Set up a virtual office for a small business
1. Decide who you want to work with
Make sure you’re clear on who you’ll need to hire to handle some of the workload. You might be able to do it alone, but why would you?
Hire some help–if you’re not ready to look at hiring someone full time, just start with a virtual receptionist to handle the “virtual storefront” while you handle the business yourself. It’s one of the simplest working arrangements there is.
2. Get a physical mailing address.
You might never come near your physical address, but you’ll need a mailing address to give your company a professional way to receive mail.
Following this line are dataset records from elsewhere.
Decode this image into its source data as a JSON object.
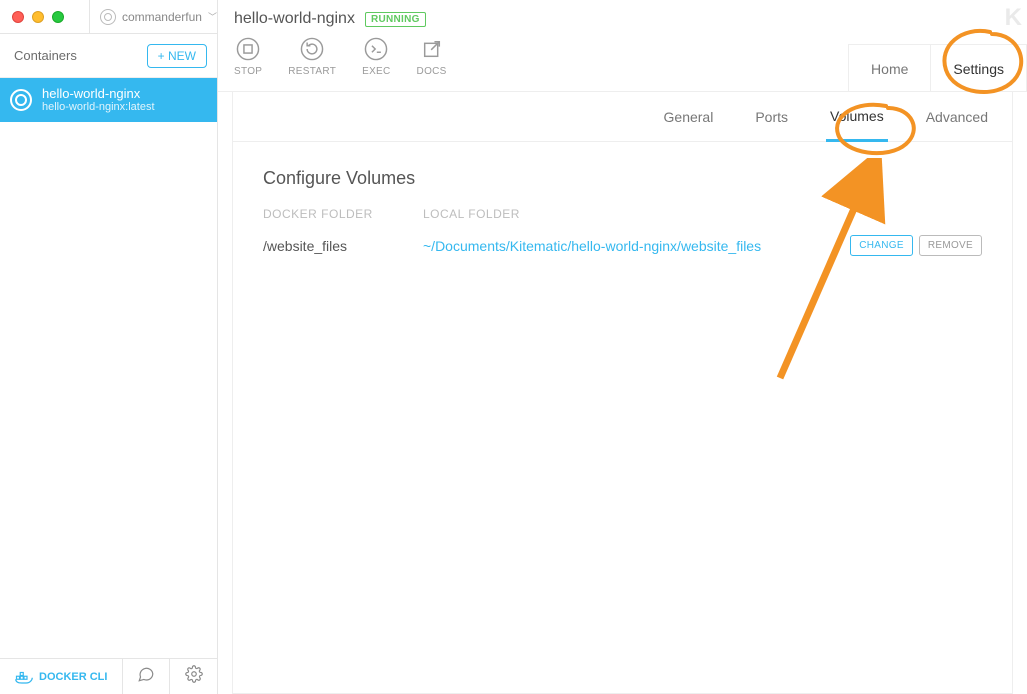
{
  "user": {
    "name": "commanderfun"
  },
  "sidebar": {
    "heading": "Containers",
    "new_button": "+ NEW",
    "items": [
      {
        "name": "hello-world-nginx",
        "sub": "hello-world-nginx:latest"
      }
    ],
    "footer": {
      "cli": "DOCKER CLI"
    }
  },
  "header": {
    "title": "hello-world-nginx",
    "status": "RUNNING",
    "toolbar": {
      "stop": "STOP",
      "restart": "RESTART",
      "exec": "EXEC",
      "docs": "DOCS"
    },
    "tabs": {
      "home": "Home",
      "settings": "Settings"
    }
  },
  "subtabs": {
    "general": "General",
    "ports": "Ports",
    "volumes": "Volumes",
    "advanced": "Advanced"
  },
  "volumes": {
    "title": "Configure Volumes",
    "col_docker": "DOCKER FOLDER",
    "col_local": "LOCAL FOLDER",
    "rows": [
      {
        "docker": "/website_files",
        "local": "~/Documents/Kitematic/hello-world-nginx/website_files"
      }
    ],
    "change_label": "CHANGE",
    "remove_label": "REMOVE"
  },
  "brand": "K"
}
Many businesses offer these services, but we really like NYmail.com because they provide 5th Avenue, NYC business mailing addresses for $20/month.
Tip: Make sure the company you select doesn’t charge additional costs for mail pickup!
3. Consider coworking.
If you’re looking to work in close proximity to other professionals, entrepreneurs, and executives in your area, you might consider coworking. In a coworking space, you can choose to work alone, in a public area, a meeting room with a team, or in a soundproof booth.
The coworking space will charge a certain amount for a mailing address for your business to use, and you can choose how often you’ll want to use your ‘desk’ or office. This is a bit different from a fully virtual office because you’re actually going somewhere to work, although you don’t have to rent or lease an office building! It can also provide networking benefits with other professionals in your area.
That’s it. Once you’ve hired your help, secured an address, and decided if you’ll try coworking or working alone, setting up your virtual office is no problem. Technology makes it easier than ever to get started while making money in your small business!